With a core objective to encourage collaboration between innovative start-ups and corporations and investors, the centre is open to Science Park communities as a venue where they can conduct business presentations and host networking events.
“We are dedicated to making this a place for innovators, investors, partners and various stakeholders to connect and explore possibilities for co-creating a vibrant I&T ecosystem,” Wong says.
Jimmy Tao, CEO of Vitargent (International) Biotechnology – a pioneering biotech firm working in the field of safety test technology, which is a HKSTP partner company and incubatee graduate, believes the centre is an ideal venue for companies to hold meetings with potential investors.
“There is nowhere else that can showcase all the technology from Hong Kong Science Park so easily,” says Tao, who is president of the steering committee of HKSTP Startups Alumni Association. “You can touch it and feel it and really get a first-hand experience.”
Inspiring the community
Paul Lee, a software engineer at Precision Robotics, another HKSTP partner company, which develops precise, intelligent surgical robots, thinks the centre will also inspire members of the Science Park community and enable them to try out each other’s technology.
“We can look at the latest developments in different industries, such as augmented reality solutions, and think about how we can adopt them in our own products,” he says. “Seeing cutting-edge technology is always inspiring.”
Wong agrees, adding: “We hope, through this miniature ecosystem, to engage, excite and impress our target stakeholders to win their endorsement and build advocacy for HKSTP.”
Exploring new possibilities
The Experience Centre also serves as a platform for the crossover of design and art tech, with thoughtfully curated art pieces which explore the “human-tech” relationship.
One display, the art tech project called “MAN-MADE”, features the work of six Chinese artists, who have reimagined traditional Chinese art forms and aesthetics using modern digital techniques.
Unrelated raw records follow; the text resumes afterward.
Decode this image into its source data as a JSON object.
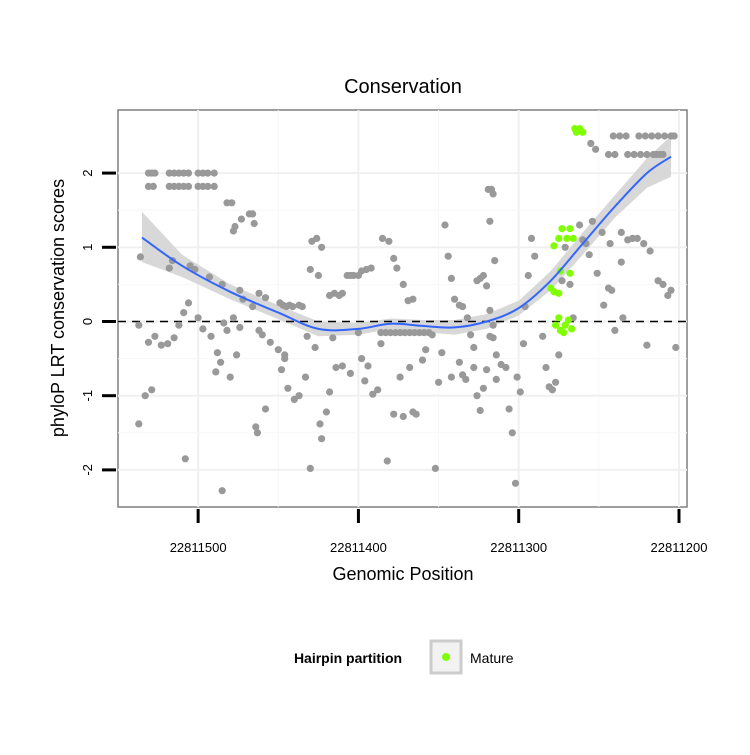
{
  "chart_data": {
    "type": "scatter",
    "title": "Conservation",
    "xlabel": "Genomic Position",
    "ylabel": "phyloP LRT conservation scores",
    "x_reversed": true,
    "xlim": [
      22811550,
      22811195
    ],
    "ylim": [
      -2.5,
      2.85
    ],
    "x_ticks": [
      22811500,
      22811400,
      22811300,
      22811200
    ],
    "y_ticks": [
      -2,
      -1,
      0,
      1,
      2
    ],
    "reference_line_y": 0,
    "grid": true,
    "legend_position": "bottom",
    "legend_title": "Hairpin partition",
    "legend_entries": [
      "Mature"
    ],
    "colors": {
      "other": "#999999",
      "mature": "#7fff00",
      "smooth": "#3366ff",
      "band": "#d4d4d4"
    },
    "series": [
      {
        "name": "",
        "color": "#999999",
        "points": [
          [
            22811531,
            2.0
          ],
          [
            22811529,
            2.0
          ],
          [
            22811527,
            2.0
          ],
          [
            22811518,
            2.0
          ],
          [
            22811515,
            2.0
          ],
          [
            22811512,
            2.0
          ],
          [
            22811509,
            2.0
          ],
          [
            22811506,
            2.0
          ],
          [
            22811500,
            2.0
          ],
          [
            22811497,
            2.0
          ],
          [
            22811494,
            2.0
          ],
          [
            22811490,
            2.0
          ],
          [
            22811531,
            1.82
          ],
          [
            22811528,
            1.82
          ],
          [
            22811518,
            1.82
          ],
          [
            22811515,
            1.82
          ],
          [
            22811512,
            1.82
          ],
          [
            22811509,
            1.82
          ],
          [
            22811506,
            1.82
          ],
          [
            22811500,
            1.82
          ],
          [
            22811497,
            1.82
          ],
          [
            22811494,
            1.82
          ],
          [
            22811490,
            1.82
          ],
          [
            22811482,
            1.6
          ],
          [
            22811479,
            1.6
          ],
          [
            22811468,
            1.45
          ],
          [
            22811466,
            1.45
          ],
          [
            22811465,
            1.32
          ],
          [
            22811473,
            1.38
          ],
          [
            22811477,
            1.28
          ],
          [
            22811478,
            1.22
          ],
          [
            22811536,
            0.87
          ],
          [
            22811516,
            0.82
          ],
          [
            22811505,
            0.75
          ],
          [
            22811502,
            0.7
          ],
          [
            22811518,
            0.72
          ],
          [
            22811493,
            0.6
          ],
          [
            22811485,
            0.5
          ],
          [
            22811474,
            0.42
          ],
          [
            22811472,
            0.3
          ],
          [
            22811462,
            0.38
          ],
          [
            22811458,
            0.32
          ],
          [
            22811478,
            0.05
          ],
          [
            22811474,
            -0.08
          ],
          [
            22811466,
            0.2
          ],
          [
            22811462,
            -0.12
          ],
          [
            22811460,
            -0.18
          ],
          [
            22811455,
            -0.28
          ],
          [
            22811450,
            -0.38
          ],
          [
            22811446,
            -0.45
          ],
          [
            22811537,
            -0.05
          ],
          [
            22811531,
            -0.28
          ],
          [
            22811527,
            -0.2
          ],
          [
            22811523,
            -0.32
          ],
          [
            22811519,
            -0.3
          ],
          [
            22811515,
            -0.22
          ],
          [
            22811512,
            -0.05
          ],
          [
            22811509,
            0.12
          ],
          [
            22811506,
            0.25
          ],
          [
            22811500,
            0.05
          ],
          [
            22811497,
            -0.1
          ],
          [
            22811492,
            -0.2
          ],
          [
            22811488,
            -0.42
          ],
          [
            22811486,
            -0.55
          ],
          [
            22811484,
            -0.02
          ],
          [
            22811482,
            -0.12
          ],
          [
            22811533,
            -1.0
          ],
          [
            22811529,
            -0.92
          ],
          [
            22811537,
            -1.38
          ],
          [
            22811508,
            -1.85
          ],
          [
            22811480,
            -0.75
          ],
          [
            22811476,
            -0.45
          ],
          [
            22811489,
            -0.68
          ],
          [
            22811464,
            -1.42
          ],
          [
            22811463,
            -1.5
          ],
          [
            22811458,
            -1.18
          ],
          [
            22811485,
            -2.28
          ],
          [
            22811449,
            0.25
          ],
          [
            22811447,
            0.22
          ],
          [
            22811445,
            0.2
          ],
          [
            22811443,
            0.22
          ],
          [
            22811441,
            0.2
          ],
          [
            22811437,
            0.22
          ],
          [
            22811435,
            0.2
          ],
          [
            22811446,
            -0.5
          ],
          [
            22811448,
            -0.65
          ],
          [
            22811444,
            -0.9
          ],
          [
            22811440,
            -1.05
          ],
          [
            22811437,
            -1.0
          ],
          [
            22811429,
            1.08
          ],
          [
            22811426,
            1.12
          ],
          [
            22811423,
            1.0
          ],
          [
            22811425,
            0.62
          ],
          [
            22811430,
            0.7
          ],
          [
            22811432,
            -0.2
          ],
          [
            22811427,
            -0.35
          ],
          [
            22811433,
            -0.75
          ],
          [
            22811430,
            -1.98
          ],
          [
            22811423,
            -1.58
          ],
          [
            22811424,
            -1.38
          ],
          [
            22811420,
            -1.22
          ],
          [
            22811418,
            -0.95
          ],
          [
            22811416,
            -0.22
          ],
          [
            22811414,
            -0.62
          ],
          [
            22811418,
            0.35
          ],
          [
            22811415,
            0.38
          ],
          [
            22811412,
            0.35
          ],
          [
            22811410,
            0.38
          ],
          [
            22811407,
            0.62
          ],
          [
            22811405,
            0.62
          ],
          [
            22811403,
            0.62
          ],
          [
            22811400,
            0.62
          ],
          [
            22811398,
            0.68
          ],
          [
            22811395,
            0.7
          ],
          [
            22811392,
            0.72
          ],
          [
            22811410,
            -0.6
          ],
          [
            22811405,
            -0.7
          ],
          [
            22811400,
            -0.15
          ],
          [
            22811398,
            -0.5
          ],
          [
            22811396,
            -0.8
          ],
          [
            22811394,
            -0.6
          ],
          [
            22811391,
            -0.98
          ],
          [
            22811388,
            -0.92
          ],
          [
            22811386,
            -0.3
          ],
          [
            22811385,
            1.12
          ],
          [
            22811381,
            1.08
          ],
          [
            22811378,
            0.85
          ],
          [
            22811376,
            0.72
          ],
          [
            22811372,
            0.5
          ],
          [
            22811369,
            0.28
          ],
          [
            22811366,
            0.3
          ],
          [
            22811386,
            -0.15
          ],
          [
            22811383,
            -0.15
          ],
          [
            22811380,
            -0.15
          ],
          [
            22811377,
            -0.15
          ],
          [
            22811374,
            -0.15
          ],
          [
            22811371,
            -0.15
          ],
          [
            22811368,
            -0.15
          ],
          [
            22811365,
            -0.15
          ],
          [
            22811362,
            -0.15
          ],
          [
            22811359,
            -0.15
          ],
          [
            22811356,
            -0.15
          ],
          [
            22811382,
            -1.88
          ],
          [
            22811378,
            -1.25
          ],
          [
            22811374,
            -0.75
          ],
          [
            22811372,
            -1.28
          ],
          [
            22811368,
            -0.62
          ],
          [
            22811366,
            -1.22
          ],
          [
            22811364,
            -1.25
          ],
          [
            22811360,
            -0.52
          ],
          [
            22811358,
            -0.38
          ],
          [
            22811354,
            -0.18
          ],
          [
            22811352,
            -1.98
          ],
          [
            22811350,
            -0.82
          ],
          [
            22811348,
            -0.42
          ],
          [
            22811346,
            1.3
          ],
          [
            22811344,
            0.88
          ],
          [
            22811342,
            0.58
          ],
          [
            22811340,
            0.3
          ],
          [
            22811337,
            0.22
          ],
          [
            22811335,
            0.2
          ],
          [
            22811332,
            0.05
          ],
          [
            22811330,
            -0.18
          ],
          [
            22811328,
            -0.35
          ],
          [
            22811326,
            0.55
          ],
          [
            22811324,
            0.58
          ],
          [
            22811322,
            0.62
          ],
          [
            22811320,
            0.48
          ],
          [
            22811318,
            0.15
          ],
          [
            22811316,
            -0.22
          ],
          [
            22811314,
            -0.45
          ],
          [
            22811337,
            -0.55
          ],
          [
            22811335,
            -0.72
          ],
          [
            22811333,
            -0.78
          ],
          [
            22811328,
            -0.62
          ],
          [
            22811326,
            -1.0
          ],
          [
            22811324,
            -1.2
          ],
          [
            22811322,
            -0.9
          ],
          [
            22811320,
            -0.65
          ],
          [
            22811318,
            -0.2
          ],
          [
            22811316,
            -0.05
          ],
          [
            22811314,
            -0.78
          ],
          [
            22811342,
            -0.75
          ],
          [
            22811319,
            1.78
          ],
          [
            22811317,
            1.78
          ],
          [
            22811316,
            1.72
          ],
          [
            22811318,
            1.35
          ],
          [
            22811315,
            0.82
          ],
          [
            22811311,
            -0.58
          ],
          [
            22811308,
            -0.62
          ],
          [
            22811306,
            -1.18
          ],
          [
            22811304,
            -1.5
          ],
          [
            22811302,
            -2.18
          ],
          [
            22811301,
            -0.75
          ],
          [
            22811299,
            -0.95
          ],
          [
            22811297,
            -0.3
          ],
          [
            22811296,
            0.2
          ],
          [
            22811294,
            0.62
          ],
          [
            22811292,
            1.12
          ],
          [
            22811290,
            0.88
          ],
          [
            22811285,
            -0.2
          ],
          [
            22811283,
            -0.62
          ],
          [
            22811281,
            -0.88
          ],
          [
            22811279,
            -0.92
          ],
          [
            22811277,
            -0.82
          ],
          [
            22811275,
            -0.45
          ],
          [
            22811273,
            0.55
          ],
          [
            22811271,
            1.0
          ],
          [
            22811268,
            0.5
          ],
          [
            22811266,
            0.05
          ],
          [
            22811262,
            1.3
          ],
          [
            22811260,
            1.1
          ],
          [
            22811258,
            1.05
          ],
          [
            22811256,
            0.9
          ],
          [
            22811254,
            1.35
          ],
          [
            22811251,
            0.65
          ],
          [
            22811247,
            0.22
          ],
          [
            22811244,
            0.45
          ],
          [
            22811241,
            2.5
          ],
          [
            22811237,
            2.5
          ],
          [
            22811233,
            2.5
          ],
          [
            22811225,
            2.5
          ],
          [
            22811221,
            2.5
          ],
          [
            22811217,
            2.5
          ],
          [
            22811213,
            2.5
          ],
          [
            22811209,
            2.5
          ],
          [
            22811205,
            2.5
          ],
          [
            22811203,
            2.5
          ],
          [
            22811255,
            2.4
          ],
          [
            22811252,
            2.32
          ],
          [
            22811244,
            2.25
          ],
          [
            22811240,
            2.25
          ],
          [
            22811232,
            2.25
          ],
          [
            22811228,
            2.25
          ],
          [
            22811224,
            2.25
          ],
          [
            22811220,
            2.25
          ],
          [
            22811216,
            2.25
          ],
          [
            22811214,
            2.25
          ],
          [
            22811212,
            2.25
          ],
          [
            22811210,
            2.25
          ],
          [
            22811248,
            1.2
          ],
          [
            22811243,
            1.05
          ],
          [
            22811236,
            1.2
          ],
          [
            22811232,
            1.1
          ],
          [
            22811229,
            1.12
          ],
          [
            22811226,
            1.12
          ],
          [
            22811222,
            1.05
          ],
          [
            22811218,
            0.95
          ],
          [
            22811236,
            0.8
          ],
          [
            22811213,
            0.55
          ],
          [
            22811210,
            0.5
          ],
          [
            22811207,
            0.35
          ],
          [
            22811205,
            0.42
          ],
          [
            22811202,
            -0.35
          ],
          [
            22811220,
            -0.32
          ],
          [
            22811240,
            -0.12
          ],
          [
            22811235,
            0.05
          ],
          [
            22811242,
            0.42
          ]
        ]
      },
      {
        "name": "Mature",
        "color": "#7fff00",
        "points": [
          [
            22811265,
            2.6
          ],
          [
            22811262,
            2.6
          ],
          [
            22811264,
            2.55
          ],
          [
            22811260,
            2.55
          ],
          [
            22811278,
            1.02
          ],
          [
            22811275,
            1.12
          ],
          [
            22811273,
            1.25
          ],
          [
            22811270,
            1.12
          ],
          [
            22811268,
            1.25
          ],
          [
            22811266,
            1.12
          ],
          [
            22811274,
            0.68
          ],
          [
            22811268,
            0.65
          ],
          [
            22811280,
            0.45
          ],
          [
            22811278,
            0.4
          ],
          [
            22811275,
            0.38
          ],
          [
            22811275,
            0.05
          ],
          [
            22811277,
            -0.05
          ],
          [
            22811274,
            -0.12
          ],
          [
            22811271,
            -0.05
          ],
          [
            22811269,
            0.02
          ],
          [
            22811272,
            -0.15
          ],
          [
            22811267,
            -0.1
          ]
        ]
      }
    ],
    "smooth": {
      "x": [
        22811535,
        22811510,
        22811480,
        22811450,
        22811425,
        22811400,
        22811380,
        22811360,
        22811340,
        22811320,
        22811300,
        22811280,
        22811260,
        22811240,
        22811220,
        22811205
      ],
      "y": [
        1.13,
        0.75,
        0.4,
        0.12,
        -0.1,
        -0.1,
        -0.03,
        -0.06,
        -0.08,
        0.0,
        0.18,
        0.55,
        1.05,
        1.55,
        2.0,
        2.22
      ],
      "lower": [
        0.8,
        0.6,
        0.3,
        0.03,
        -0.2,
        -0.18,
        -0.1,
        -0.14,
        -0.18,
        -0.1,
        0.08,
        0.42,
        0.9,
        1.4,
        1.8,
        1.95
      ],
      "upper": [
        1.48,
        0.9,
        0.5,
        0.22,
        0.0,
        -0.02,
        0.04,
        0.02,
        0.02,
        0.1,
        0.28,
        0.68,
        1.2,
        1.7,
        2.2,
        2.5
      ]
    }
  }
}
It aims to provide a multi-sensory journey that connects the past and future while exploring the nation’s cultural identity.
To further nurture fresh ways to fuse design and technology and support new talent in this field, HKSTP is partnering with Hong Kong Design Institute to promote various initiatives that provide guidance and coaching to students on their projects.
Dr Ong Lay-lian, principal of Hong Kong Design Institute (HKDI) and Institute of Vocational Education (Lee Wai Lee), says: “Art tech is a global trend involving the fusion of art, design and technology. It transforms the way people see, consume and react to this integrated new element.”
HKDI students are integrating technology into their work, and displaying it at the Experience Centre, as part of a partnership with HKSTP. “As a vocational education institution, it is important that students are trained in emerging technologies and design to meet industry needs,” Ong says. “We welcome this collaboration with HKSTP that will provide a lot of opportunities for these learning experiences.”
She says it is also important for visitors to the centre to know how technology can be applied, integrated and linked with other disciplines, such as design. “We are expanding people’s perception about the multidisciplinary area of appreciating that what is presented in front of them is not limited to just design, but has other components from IT [information technology],” Ong says.